The Information Commissioner’s Office has fined South Staffordshire Water Plc and parent company South Staffordshire Plc £963,900 ($1.3 million) for a cyber attack that exposed the personal data of 663,887 customers and employees.
The company supplies 330 million liters of drinking water to 1.6 million consumers every day and, in 2022, disclosed that it was the target of a cyberattack that disrupted its IT operations.
At the time, the company dismissed the claims of the Cl0p lahlengware gang, which claimed to have been attacked (after initially not identifying its victim), but the leaked data samples appear to be genuine.
An ICO investigation has now confirmed that the leaked data was indeed genuine, belonging to South Staffordshire Water Plc, and noted that the compromise had started in September 2020.

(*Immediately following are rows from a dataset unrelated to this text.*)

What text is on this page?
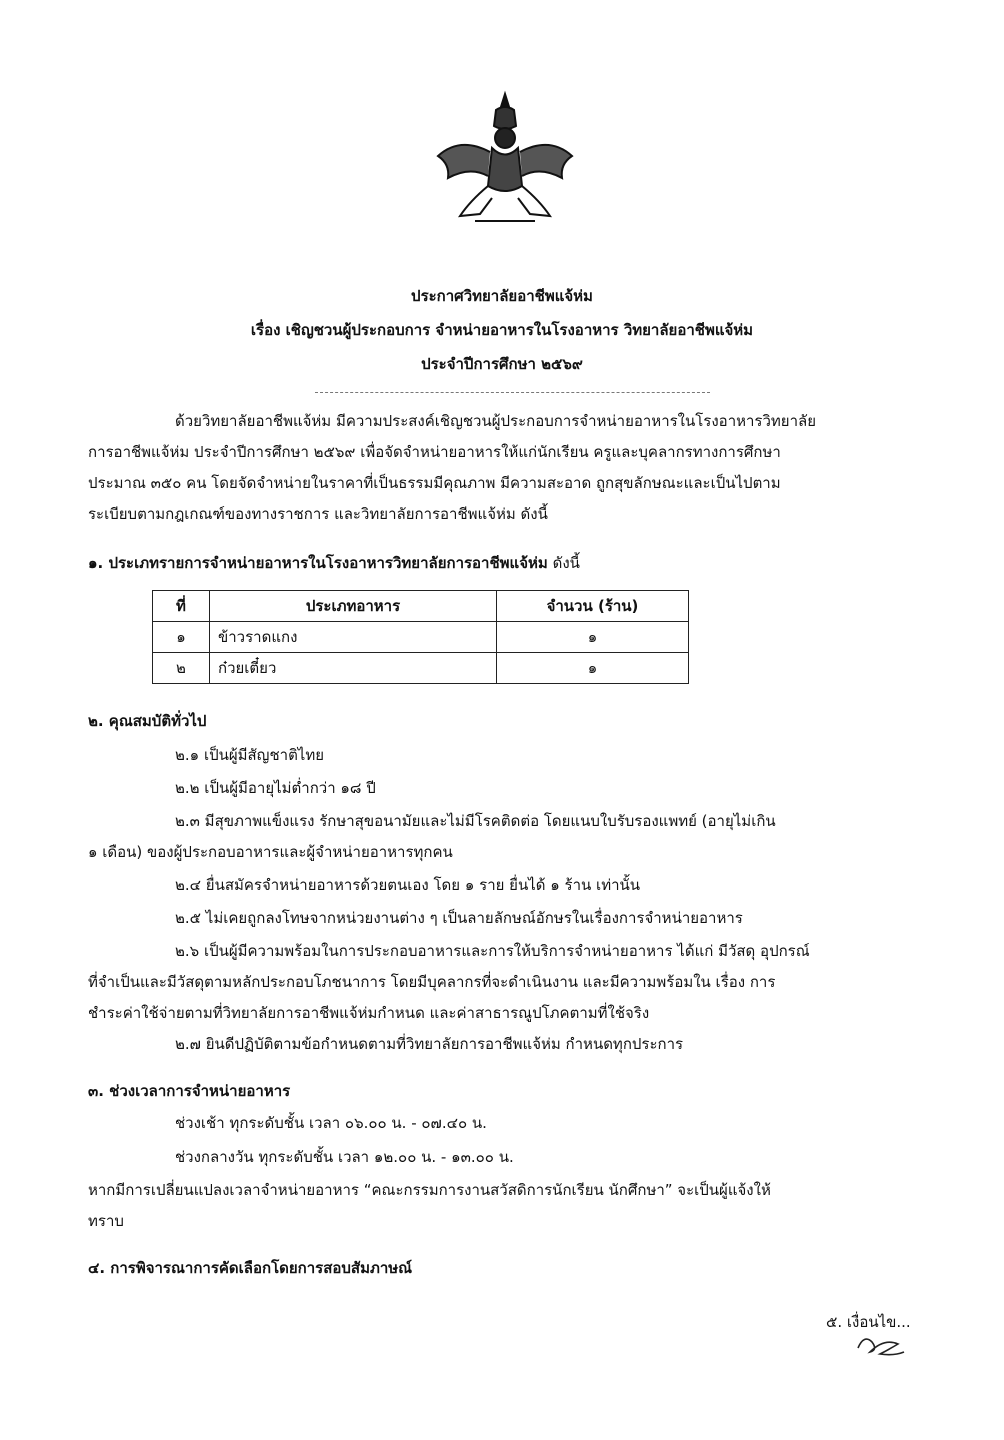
ประกาศวิทยาลัยอาชีพแจ้ห่ม
เรื่อง เชิญชวนผู้ประกอบการ จำหน่ายอาหารในโรงอาหาร วิทยาลัยอาชีพแจ้ห่ม
ประจำปีการศึกษา ๒๕๖๙
ด้วยวิทยาลัยอาชีพแจ้ห่ม มีความประสงค์เชิญชวนผู้ประกอบการจำหน่ายอาหารในโรงอาหารวิทยาลัย
การอาชีพแจ้ห่ม ประจำปีการศึกษา ๒๕๖๙ เพื่อจัดจำหน่ายอาหารให้แก่นักเรียน ครูและบุคลากรทางการศึกษา
ประมาณ ๓๕๐ คน โดยจัดจำหน่ายในราคาที่เป็นธรรมมีคุณภาพ มีความสะอาด ถูกสุขลักษณะและเป็นไปตาม
ระเบียบตามกฎเกณฑ์ของทางราชการ และวิทยาลัยการอาชีพแจ้ห่ม ดังนี้
๑. ประเภทรายการจำหน่ายอาหารในโรงอาหารวิทยาลัยการอาชีพแจ้ห่ม ดังนี้
ที่	ประเภทอาหาร	จำนวน (ร้าน)
๑	ข้าวราดแกง	๑
๒	ก๋วยเตี๋ยว	๑
๒. คุณสมบัติทั่วไป
๒.๑ เป็นผู้มีสัญชาติไทย
๒.๒ เป็นผู้มีอายุไม่ต่ำกว่า ๑๘ ปี
๒.๓ มีสุขภาพแข็งแรง รักษาสุขอนามัยและไม่มีโรคติดต่อ โดยแนบใบรับรองแพทย์ (อายุไม่เกิน
๑ เดือน) ของผู้ประกอบอาหารและผู้จำหน่ายอาหารทุกคน
๒.๔ ยื่นสมัครจำหน่ายอาหารด้วยตนเอง โดย ๑ ราย ยื่นได้ ๑ ร้าน เท่านั้น
๒.๕ ไม่เคยถูกลงโทษจากหน่วยงานต่าง ๆ เป็นลายลักษณ์อักษรในเรื่องการจำหน่ายอาหาร
๒.๖ เป็นผู้มีความพร้อมในการประกอบอาหารและการให้บริการจำหน่ายอาหาร ได้แก่ มีวัสดุ อุปกรณ์
ที่จำเป็นและมีวัสดุตามหลักประกอบโภชนาการ โดยมีบุคลากรที่จะดำเนินงาน และมีความพร้อมใน เรื่อง การ
ชำระค่าใช้จ่ายตามที่วิทยาลัยการอาชีพแจ้ห่มกำหนด และค่าสาธารณูปโภคตามที่ใช้จริง
๒.๗ ยินดีปฏิบัติตามข้อกำหนดตามที่วิทยาลัยการอาชีพแจ้ห่ม กำหนดทุกประการ
๓. ช่วงเวลาการจำหน่ายอาหาร
ช่วงเช้า ทุกระดับชั้น เวลา ๐๖.๐๐ น. - ๐๗.๔๐ น.
ช่วงกลางวัน ทุกระดับชั้น เวลา ๑๒.๐๐ น. - ๑๓.๐๐ น.
หากมีการเปลี่ยนแปลงเวลาจำหน่ายอาหาร “คณะกรรมการงานสวัสดิการนักเรียน นักศึกษา” จะเป็นผู้แจ้งให้
ทราบ
๔. การพิจารณาการคัดเลือกโดยการสอบสัมภาษณ์
๕. เงื่อนไข...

“We have fined South Staffordshire Plc and South Staffordshire Water Plc (together South Staffordshire) £963,900 following a serious cyber attack which resulted in 633,887 people’s personal information being leaked and published on the dark web,” reads the ICO’s announcement.
“This attack, which may date back to September 2020 but most likely occurred between May and July 2022, exposed a major failure in the company’s data protection approach and left customers and employees vulnerable for nearly two years.”
According to the ICO, the breach occurred through a phishing attack that enabled attackers to install malware on the company’s systems. The malware remained undetected for 20 months.
Between May and July 2022, the attacker escalated privileges across South Staffordshire Plc’s network and gained domain administrator access.
The breach was discovered in July 2022 after IT performance issues prompted an investigation.
Leaked information included full names, physical addresses, email addresses, phone numbers, dates of birth, customer account details, bank account details, and employee HR data such as National Insurance numbers.
The ICO found several security failures leading to this data disclosure incident, including:
- Inadequate controls to prevent privilege escalation
- Monitoring covers only 5% of the IT environment
- Use of outdated software, such as Windows Server 2003
- Poor vulnerability management and missing security patches
- Lack of standard internal and external security scanning
This failure constituted a breach of UK data protection requirements, the regulator said, hence the fine.
The original amount was high, but because South Staffordshire admitted liability early, cooperated with the investigation, and agreed to settle without appeal, the ICO reduced the fine by 40%.